GAMES
José Escada’s paintings (or works, more correctly speaking, as this includes drawings and cut-outs) since the lexicon of forms he constructed after 1965 are mysterious and fascinating. They are an enormous collection of signs – some recognizable, others mysterious, some figurative, others abstract – that appear in visual constructions in which they are put together as in a puzzle. One is always reminded of Georges Perec and his explanation on the nature of the puzzles in Life A user’s manual, the hierarchy up to the most difficult and complex puzzle – the one that, due to its great regularity, seems to be able to be multiplied ad infinitum. The same happens with the webs of the constructions in Escada’s paintings that endlessly deal with the possibilities of articulation of his simple and enormous visual lexicon.
Alongside the paintings, Escada also began to make cut-outs in metal or paper using the same figures, now transformed into shapes that stand out over the inside or outside of the pictorial plane. Sometimes these figures are isolated, on a smaller scale, or “inside each other”, like labyrinths of shapes that are steeped within each other.

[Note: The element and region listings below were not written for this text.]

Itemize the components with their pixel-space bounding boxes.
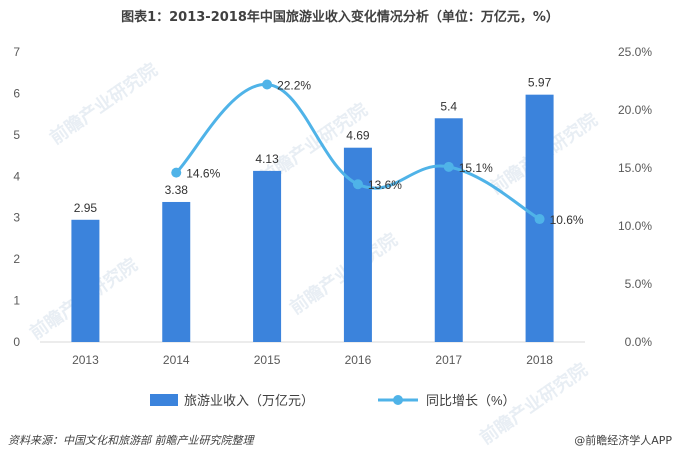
y-left-tick-label: 3 [13, 211, 20, 225]
growth-value-label: 15.1% [459, 161, 493, 175]
x-tick-label: 2016 [345, 353, 372, 367]
bar-value-label: 3.38 [165, 183, 189, 197]
credit-note: @前瞻经济学人APP [574, 434, 672, 447]
y-left-tick-label: 2 [13, 252, 20, 266]
legend-bar-swatch [150, 394, 178, 406]
bar-2013 [71, 219, 100, 342]
x-tick-label: 2018 [526, 353, 553, 367]
bar-value-label: 4.69 [346, 129, 370, 143]
chart-title: 图表1：2013-2018年中国旅游业收入变化情况分析（单位：万亿元，%） [121, 10, 559, 25]
growth-value-label: 14.6% [186, 167, 220, 181]
y-left-tick-label: 7 [13, 45, 20, 59]
growth-point-2018 [534, 214, 545, 225]
growth-point-2015 [262, 79, 273, 90]
bar-value-label: 2.95 [74, 201, 98, 215]
y-right-tick-label: 0.0% [625, 335, 653, 349]
legend-bar-label: 旅游业收入（万亿元） [184, 393, 314, 408]
growth-value-label: 10.6% [550, 213, 584, 227]
y-right-tick-label: 5.0% [625, 277, 653, 291]
bar-2014 [162, 201, 191, 342]
y-right-tick-label: 15.0% [618, 161, 652, 175]
bar-value-label: 5.97 [528, 76, 552, 90]
growth-value-label: 13.6% [368, 178, 402, 192]
growth-value-label: 22.2% [277, 78, 311, 92]
bar-2017 [434, 118, 463, 343]
growth-point-2016 [352, 179, 363, 190]
growth-point-2014 [171, 167, 182, 178]
x-tick-label: 2015 [254, 353, 281, 367]
legend-line-label: 同比增长（%） [426, 393, 516, 408]
legend-line-marker [393, 395, 403, 405]
bar-value-label: 5.4 [440, 99, 457, 113]
y-left-tick-label: 0 [13, 335, 20, 349]
y-right-tick-label: 25.0% [618, 45, 652, 59]
y-left-tick-label: 5 [13, 128, 20, 142]
y-left-tick-label: 6 [13, 86, 20, 100]
y-right-tick-label: 20.0% [618, 103, 652, 117]
y-left-tick-label: 1 [13, 294, 20, 308]
bar-value-label: 4.13 [255, 152, 279, 166]
y-left-tick-label: 4 [13, 169, 20, 183]
growth-point-2017 [443, 161, 454, 172]
y-right-tick-label: 10.0% [618, 219, 652, 233]
x-tick-label: 2017 [435, 353, 462, 367]
x-tick-label: 2013 [72, 353, 99, 367]
x-tick-label: 2014 [163, 353, 190, 367]
source-note: 资料来源：中国文化和旅游部 前瞻产业研究院整理 [8, 434, 254, 447]
bar-2015 [253, 170, 282, 342]
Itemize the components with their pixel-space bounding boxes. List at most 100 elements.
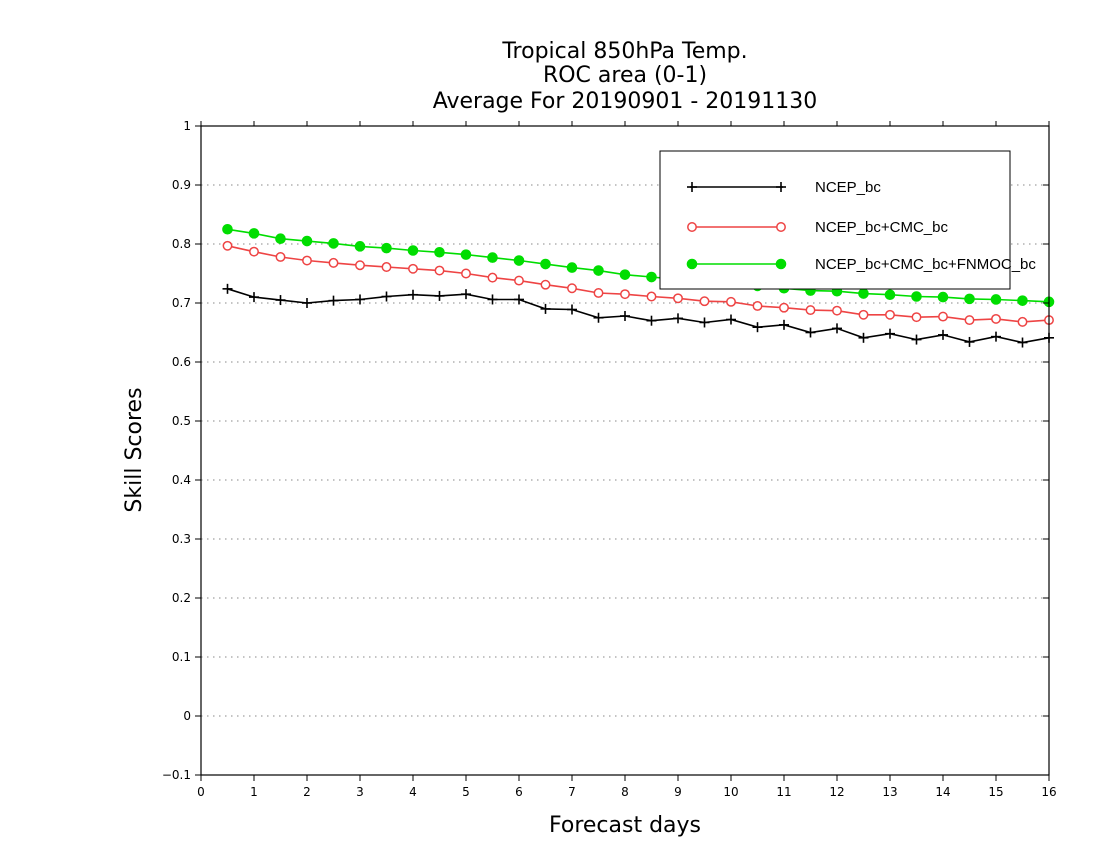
- legend-marker-left: [687, 222, 697, 232]
- y-tick-label: 0: [183, 709, 191, 723]
- data-point: [567, 283, 577, 294]
- data-point: [249, 246, 259, 257]
- data-point: [222, 223, 233, 235]
- data-point: [620, 310, 630, 321]
- data-point: [938, 329, 948, 340]
- x-tick-label: 10: [723, 785, 738, 799]
- data-point: [434, 265, 445, 276]
- data-point: [355, 294, 365, 305]
- data-point: [354, 241, 366, 252]
- data-point: [460, 249, 472, 260]
- data-point: [381, 242, 392, 254]
- legend-label: NCEP_bc: [815, 179, 881, 196]
- chart-title-line-2: ROC area (0-1): [543, 63, 707, 88]
- x-tick-label: 8: [621, 785, 629, 799]
- x-tick-label: 4: [409, 785, 417, 799]
- data-point: [937, 291, 949, 303]
- data-point: [646, 315, 657, 326]
- data-point: [726, 296, 736, 307]
- data-point: [885, 328, 895, 339]
- data-point: [249, 292, 259, 303]
- data-point: [593, 288, 604, 298]
- data-point: [911, 312, 922, 323]
- data-point: [964, 315, 975, 326]
- data-point: [1017, 337, 1028, 348]
- data-point: [328, 257, 339, 268]
- series-2: [222, 240, 1054, 327]
- y-tick-label: 0.9: [172, 178, 191, 192]
- data-point: [381, 262, 392, 272]
- x-tick-label: 2: [303, 785, 311, 799]
- x-tick-label: 13: [882, 785, 897, 799]
- data-point: [222, 240, 233, 251]
- x-tick-label: 11: [776, 785, 791, 799]
- legend-label: NCEP_bc+CMC_bc+FNMOC_bc: [815, 256, 1036, 273]
- y-tick-label: 0.6: [172, 355, 191, 369]
- data-point: [832, 305, 842, 316]
- data-point: [328, 295, 339, 306]
- data-point: [275, 233, 286, 244]
- data-point: [805, 327, 816, 338]
- data-point: [938, 311, 948, 322]
- chart-title-line-1: Tropical 850hPa Temp.: [501, 39, 747, 64]
- data-point: [248, 228, 260, 239]
- data-point: [752, 301, 763, 311]
- y-tick-label: 0.3: [172, 532, 191, 546]
- data-point: [514, 294, 524, 305]
- x-tick-label: 1: [250, 785, 258, 799]
- data-point: [408, 289, 418, 300]
- data-point: [832, 323, 842, 334]
- data-point: [275, 252, 286, 262]
- data-point: [699, 317, 710, 328]
- data-point: [566, 262, 578, 273]
- data-point: [540, 303, 551, 314]
- x-tick-label: 6: [515, 785, 523, 799]
- data-point: [301, 235, 313, 247]
- data-point: [646, 271, 657, 283]
- legend-marker-right: [776, 222, 786, 232]
- legend-entry-2: NCEP_bc+CMC_bc: [687, 219, 948, 236]
- data-point: [673, 313, 683, 324]
- data-point: [434, 246, 445, 258]
- data-point: [884, 289, 896, 301]
- data-point: [434, 290, 445, 301]
- data-point: [514, 275, 524, 286]
- x-tick-label: 14: [935, 785, 950, 799]
- chart-title-line-3: Average For 20190901 - 20191130: [433, 89, 818, 114]
- x-tick-label: 12: [829, 785, 844, 799]
- legend: NCEP_bc NCEP_bc+CMC_bc NCEP_bc+CMC_bc+FNMO…: [659, 150, 1036, 290]
- legend-marker-right: [776, 182, 786, 192]
- data-point: [407, 245, 419, 256]
- data-point: [328, 238, 339, 249]
- data-point: [964, 336, 975, 347]
- data-point: [355, 260, 365, 271]
- legend-marker-left: [687, 182, 697, 192]
- data-point: [858, 332, 869, 343]
- data-point: [911, 334, 922, 345]
- data-point: [858, 288, 869, 299]
- legend-entry-3: NCEP_bc+CMC_bc+FNMOC_bc: [686, 256, 1036, 273]
- data-point: [619, 269, 631, 280]
- data-point: [885, 309, 895, 320]
- y-tick-label: 0.1: [172, 650, 191, 664]
- y-tick-label: −0.1: [162, 768, 191, 782]
- x-tick-label: 0: [197, 785, 205, 799]
- data-point: [302, 298, 312, 308]
- x-tick-label: 15: [988, 785, 1003, 799]
- data-point: [487, 294, 498, 305]
- data-point: [1017, 295, 1028, 306]
- data-point: [779, 302, 789, 313]
- data-point: [964, 293, 975, 305]
- data-point: [805, 305, 816, 316]
- data-point: [726, 314, 736, 325]
- data-point: [699, 296, 710, 307]
- y-tick-label: 1: [183, 119, 191, 133]
- ticks: −0.100.10.20.30.40.50.60.70.80.910 1 2 3 4 5 6…: [162, 119, 1057, 799]
- y-tick-label: 0.4: [172, 473, 191, 487]
- legend-marker-left: [686, 258, 698, 270]
- x-tick-label: 16: [1041, 785, 1056, 799]
- y-tick-label: 0.7: [172, 296, 191, 310]
- data-point: [911, 291, 922, 302]
- data-point: [408, 263, 418, 274]
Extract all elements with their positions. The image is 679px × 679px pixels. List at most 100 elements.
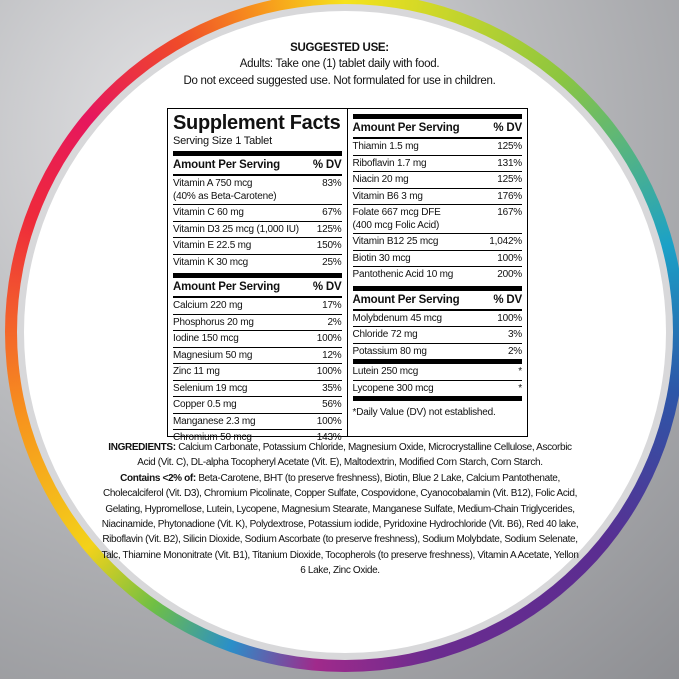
nutrient-name: Vitamin E 22.5 mg [173,240,252,251]
nutrient-dv: 17% [322,300,342,311]
nutrient-row: Chloride 72 mg 3% [352,327,522,344]
suggested-use-line2: Do not exceed suggested use. Not formula… [183,75,496,87]
nutrient-name: Chromium 50 mcg [173,432,252,443]
amount-header: Amount Per Serving% DV [173,278,342,298]
nutrient-dv: * [518,382,522,394]
nutrient-row: Vitamin B12 25 mcg 1,042% [352,234,522,251]
nutrient-name: Biotin 30 mcg [352,252,411,264]
nutrient-dv: * [518,366,522,377]
nutrient-dv: 100% [497,312,522,324]
nutrient-row: Riboflavin 1.7 mg 131% [352,156,522,172]
nutrient-row: Copper 0.5 mg 56% [173,397,342,414]
nutrient-name: Magnesium 50 mg [173,349,253,361]
nutrient-row: Pantothenic Acid 10 mg 200% [353,267,523,283]
nutrient-row: Vitamin B6 3 mg 176% [352,189,522,205]
nutrient-name: Riboflavin 1.7 mg [352,157,427,169]
nutrient-row: Thiamin 1.5 mg 125% [352,139,522,156]
nutrient-row: Molybdenum 45 mcg 100% [352,311,522,327]
nutrient-name: Niacin 20 mg [352,174,409,185]
nutrient-row: Iodine 150 mcg 100% [173,331,342,348]
nutrient-name: Chloride 72 mg [352,329,418,340]
nutrient-row: Zinc 11 mg 100% [173,364,342,381]
nutrient-dv: 83% [322,178,342,189]
nutrient-row: Folate 667 mcg DFE (400 mcg Folic Acid) 1… [352,205,522,234]
nutrient-dv: 100% [316,333,342,344]
nutrient-name: Calcium 220 mg [173,300,243,311]
supplement-facts-panel: Supplement Facts Serving Size 1 Tablet A… [167,108,528,443]
nutrient-row: Vitamin C 60 mg 67% [173,205,342,222]
ingredients-text: Calcium Carbonate, Potassium Chloride, M… [137,442,572,469]
nutrient-dv: 2% [327,316,342,328]
nutrient-name: Potassium 80 mg [352,345,427,357]
nutrient-dv: 1,042% [489,236,522,247]
nutrient-dv: 56% [322,399,342,410]
nutrient-dv: 35% [322,382,342,394]
nutrient-dv: 167% [497,207,522,218]
nutrient-row: Vitamin A 750 mcg (40% as Beta-Carotene)… [173,176,342,205]
nutrient-name: Phosphorus 20 mg [173,316,254,328]
nutrient-name: Zinc 11 mg [173,366,220,377]
facts-left-column: Supplement Facts Serving Size 1 Tablet A… [168,109,348,443]
nutrient-dv: 176% [497,190,522,202]
nutrient-list: Calcium 220 mg 17% Phosphorus 20 mg 2% Iodin… [173,298,342,446]
nutrient-name: Molybdenum 45 mcg [352,312,443,324]
nutrient-list: Thiamin 1.5 mg 125% Riboflavin 1.7 mg 131% N… [352,139,523,283]
nutrient-name: Iodine 150 mcg [173,333,239,344]
nutrient-list: Lutein 250 mcg * Lycopene 300 mcg * [352,364,522,396]
suggested-use-line1: Adults: Take one (1) tablet daily with f… [239,58,440,70]
ingredients: INGREDIENTS: Calcium Carbonate, Potassiu… [100,440,580,579]
nutrient-row: Lutein 250 mcg * [352,364,522,381]
nutrient-row: Niacin 20 mg 125% [352,172,522,189]
nutrient-dv: 2% [507,345,522,357]
nutrient-dv: 125% [497,174,522,185]
nutrient-row: Vitamin E 22.5 mg 150% [173,238,342,255]
nutrient-dv: 67% [322,207,342,218]
nutrient-dv: 100% [316,415,342,427]
nutrient-dv: 25% [322,256,342,268]
nutrient-row: Manganese 2.3 mg 100% [173,414,342,430]
serving-size: Serving Size 1 Tablet [173,135,272,147]
amount-header: Amount Per Serving% DV [352,291,522,311]
nutrient-name: Manganese 2.3 mg [173,415,256,427]
nutrient-name: Folate 667 mcg DFE (400 mcg Folic Acid) [352,207,441,231]
nutrient-row: Phosphorus 20 mg 2% [173,315,342,331]
nutrient-name: Vitamin C 60 mg [173,207,244,218]
nutrient-dv: 200% [497,269,522,280]
nutrient-dv: 100% [316,366,342,377]
nutrient-name: Pantothenic Acid 10 mg [352,269,454,280]
nutrient-name: Lutein 250 mcg [352,366,419,377]
contains-text: Beta-Carotene, BHT (to preserve freshnes… [101,472,579,577]
nutrient-dv: 3% [507,329,522,340]
nutrient-row: Magnesium 50 mg 12% [173,348,342,364]
nutrient-dv: 150% [316,240,342,251]
nutrient-dv: 143% [316,432,342,443]
facts-right-column: Amount Per Serving% DV Thiamin 1.5 mg 125… [348,109,528,436]
nutrient-dv: 131% [497,157,522,169]
nutrient-row: Biotin 30 mcg 100% [352,251,522,267]
nutrient-row: Vitamin K 30 mcg 25% [173,255,342,271]
nutrient-name: Lycopene 300 mcg [352,382,434,394]
contains-label: Contains <2% of: [120,472,196,484]
nutrient-row: Vitamin D3 25 mcg (1,000 IU) 125% [173,222,342,238]
nutrient-row: Chromium 50 mcg 143% [173,430,342,446]
nutrient-row: Selenium 19 mcg 35% [173,381,342,397]
amount-header: Amount Per Serving% DV [173,156,342,176]
nutrient-name: Vitamin D3 25 mcg (1,000 IU) [173,223,299,235]
amount-header: Amount Per Serving% DV [352,119,522,139]
facts-title: Supplement Facts [173,112,341,134]
dv-footnote: *Daily Value (DV) not established. [352,407,496,418]
nutrient-list: Vitamin A 750 mcg (40% as Beta-Carotene)… [173,176,342,270]
nutrient-name: Vitamin K 30 mcg [173,256,248,268]
nutrient-name: Vitamin A 750 mcg (40% as Beta-Carotene) [173,178,277,202]
label-circle [24,11,666,653]
nutrient-dv: 125% [497,141,522,152]
nutrient-name: Copper 0.5 mg [173,399,237,410]
nutrient-name: Thiamin 1.5 mg [352,141,419,152]
nutrient-dv: 125% [316,223,342,235]
nutrient-name: Selenium 19 mcg [173,382,248,394]
nutrient-dv: 12% [322,349,342,361]
nutrient-row: Calcium 220 mg 17% [173,298,342,315]
ingredients-label: INGREDIENTS: [108,442,176,453]
nutrient-name: Vitamin B6 3 mg [352,190,423,202]
nutrient-list: Molybdenum 45 mcg 100% Chloride 72 mg 3% Pot… [352,311,522,360]
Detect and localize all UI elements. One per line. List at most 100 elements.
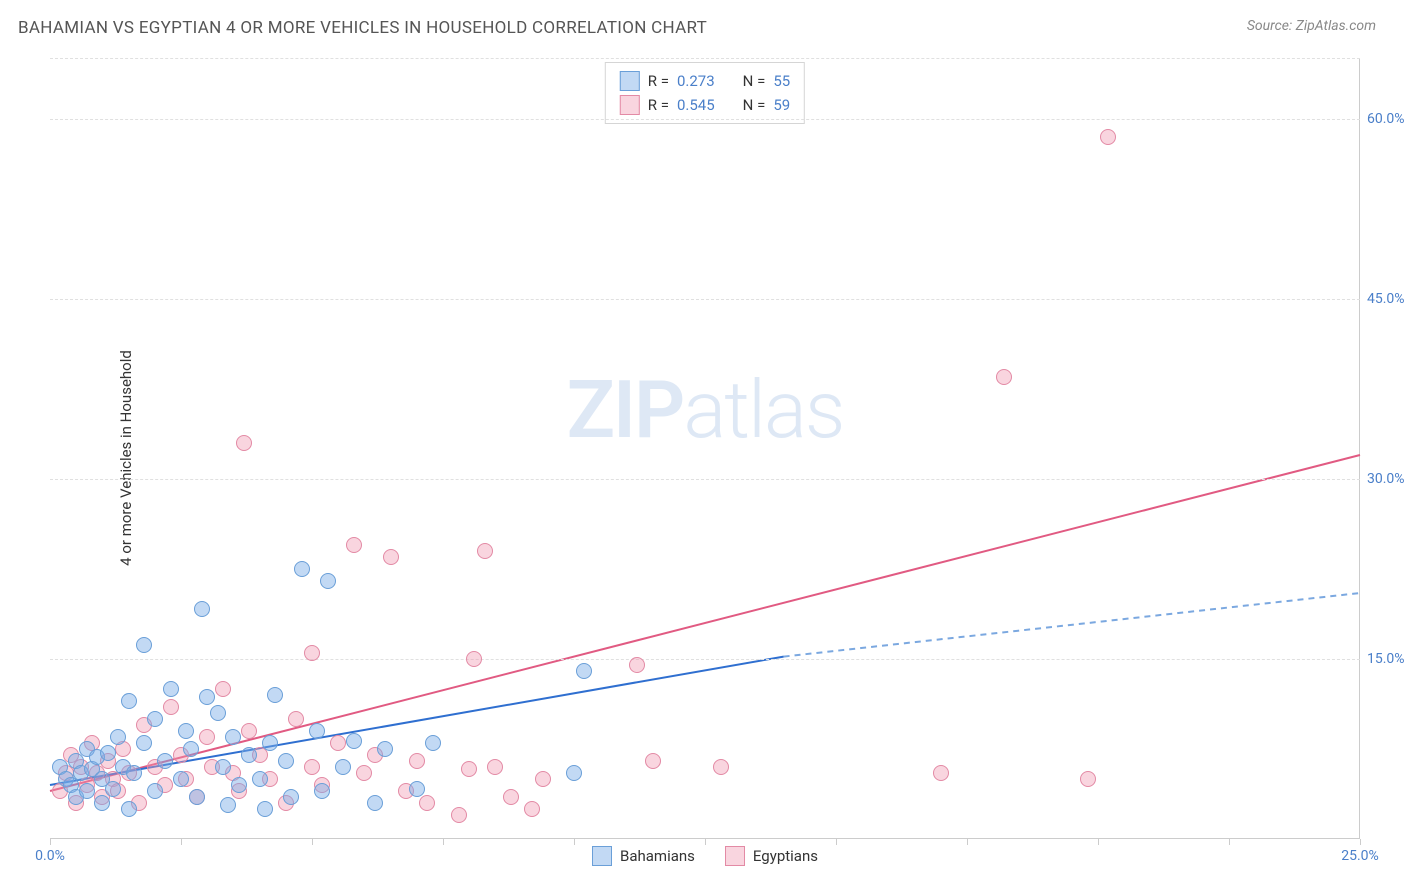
scatter-point-egyptians	[304, 645, 320, 661]
scatter-point-bahamians	[215, 759, 231, 775]
legend-series-item: Bahamians	[592, 846, 695, 866]
scatter-point-egyptians	[461, 761, 477, 777]
x-tick-label: 25.0%	[1341, 848, 1379, 864]
y-tick-label: 60.0%	[1367, 111, 1406, 127]
legend-series: Bahamians Egyptians	[592, 846, 818, 866]
x-tick	[1229, 839, 1230, 845]
y-tick-label: 15.0%	[1367, 651, 1406, 667]
scatter-point-egyptians	[383, 549, 399, 565]
legend-swatch	[620, 71, 640, 91]
scatter-point-bahamians	[94, 795, 110, 811]
legend-r-value: 0.545	[677, 96, 715, 114]
scatter-point-bahamians	[225, 729, 241, 745]
scatter-point-bahamians	[157, 753, 173, 769]
x-tick	[705, 839, 706, 845]
scatter-point-bahamians	[377, 741, 393, 757]
scatter-point-bahamians	[294, 561, 310, 577]
chart-container: 4 or more Vehicles in Household ZIPatlas…	[0, 38, 1406, 878]
legend-stats-row: R =0.273N =55	[620, 69, 790, 93]
scatter-point-bahamians	[210, 705, 226, 721]
scatter-point-egyptians	[304, 759, 320, 775]
scatter-point-bahamians	[252, 771, 268, 787]
x-tick	[967, 839, 968, 845]
scatter-point-egyptians	[199, 729, 215, 745]
scatter-point-egyptians	[629, 657, 645, 673]
scatter-point-bahamians	[220, 797, 236, 813]
scatter-point-bahamians	[147, 711, 163, 727]
y-tick-label: 45.0%	[1367, 291, 1406, 307]
scatter-point-egyptians	[477, 543, 493, 559]
scatter-point-egyptians	[330, 735, 346, 751]
gridline-horizontal	[50, 299, 1360, 300]
scatter-point-bahamians	[346, 733, 362, 749]
legend-stats: R =0.273N =55R =0.545N =59	[605, 62, 805, 124]
scatter-point-bahamians	[283, 789, 299, 805]
scatter-point-egyptians	[503, 789, 519, 805]
legend-series-item: Egyptians	[725, 846, 818, 866]
scatter-point-bahamians	[367, 795, 383, 811]
scatter-point-bahamians	[147, 783, 163, 799]
x-tick	[312, 839, 313, 845]
x-tick	[50, 839, 51, 845]
scatter-point-egyptians	[645, 753, 661, 769]
chart-title: BAHAMIAN VS EGYPTIAN 4 OR MORE VEHICLES …	[18, 18, 707, 38]
scatter-point-egyptians	[409, 753, 425, 769]
legend-r-value: 0.273	[677, 72, 715, 90]
scatter-point-egyptians	[236, 435, 252, 451]
scatter-point-egyptians	[713, 759, 729, 775]
legend-swatch	[725, 846, 745, 866]
scatter-point-egyptians	[487, 759, 503, 775]
scatter-point-egyptians	[535, 771, 551, 787]
legend-stats-row: R =0.545N =59	[620, 93, 790, 117]
legend-series-label: Bahamians	[620, 847, 695, 865]
scatter-point-bahamians	[121, 801, 137, 817]
scatter-point-bahamians	[309, 723, 325, 739]
scatter-point-bahamians	[241, 747, 257, 763]
scatter-point-bahamians	[262, 735, 278, 751]
scatter-point-egyptians	[1100, 129, 1116, 145]
scatter-point-bahamians	[194, 601, 210, 617]
scatter-point-bahamians	[105, 781, 121, 797]
scatter-point-bahamians	[126, 765, 142, 781]
scatter-point-bahamians	[163, 681, 179, 697]
scatter-point-bahamians	[189, 789, 205, 805]
scatter-point-bahamians	[199, 689, 215, 705]
scatter-point-bahamians	[314, 783, 330, 799]
scatter-point-bahamians	[278, 753, 294, 769]
scatter-point-egyptians	[163, 699, 179, 715]
scatter-point-bahamians	[173, 771, 189, 787]
scatter-point-bahamians	[576, 663, 592, 679]
scatter-point-bahamians	[257, 801, 273, 817]
legend-n-value: 55	[773, 72, 790, 90]
scatter-point-bahamians	[110, 729, 126, 745]
legend-n-label: N =	[743, 96, 766, 114]
gridline-horizontal	[50, 659, 1360, 660]
legend-swatch	[620, 95, 640, 115]
scatter-point-bahamians	[267, 687, 283, 703]
x-tick	[1098, 839, 1099, 845]
scatter-point-bahamians	[79, 783, 95, 799]
scatter-point-bahamians	[100, 745, 116, 761]
scatter-point-bahamians	[425, 735, 441, 751]
scatter-point-bahamians	[121, 693, 137, 709]
scatter-point-bahamians	[320, 573, 336, 589]
x-tick	[836, 839, 837, 845]
scatter-point-bahamians	[409, 781, 425, 797]
x-tick	[574, 839, 575, 845]
x-tick-label: 0.0%	[35, 848, 65, 864]
scatter-point-egyptians	[466, 651, 482, 667]
scatter-point-egyptians	[451, 807, 467, 823]
legend-swatch	[592, 846, 612, 866]
scatter-point-egyptians	[933, 765, 949, 781]
scatter-point-bahamians	[231, 777, 247, 793]
scatter-point-egyptians	[215, 681, 231, 697]
scatter-point-egyptians	[524, 801, 540, 817]
scatter-point-bahamians	[178, 723, 194, 739]
legend-r-label: R =	[648, 96, 669, 114]
x-tick	[443, 839, 444, 845]
scatter-point-bahamians	[183, 741, 199, 757]
scatter-point-bahamians	[136, 637, 152, 653]
scatter-point-bahamians	[566, 765, 582, 781]
scatter-point-egyptians	[288, 711, 304, 727]
scatter-point-egyptians	[1080, 771, 1096, 787]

From 1960 on, when he left for Paris (although he had exhibited with João Vieira, Gonçalo Duarte and René Bertholo since 1955), José Escada was linked to the KWY group, one of the most interesting and bold artistic projects of the time, its members including Lourdes Castro, Christo, Costa Pinheiro and Jan Voss. It is in the context of this group that his cut-outs appear, and it is curious to note his connections with the development of visual lexicons by João Vieira and Lourdes Castro – in relation to whom the cut-outs appear to hold a close dialogue.
In many of these cut-outs there is a playful character, almost a charade to be solved: to find out how the horse that crushes the man was planned and folded, how the volume of the frog is turned into the two dimensional, then turned into three dimensions after the fold, seems to be the tasks posed for us by Escada.
Escada’s works are games. They are so simple and efficient that they may, unfairly, pass us by unnoticed.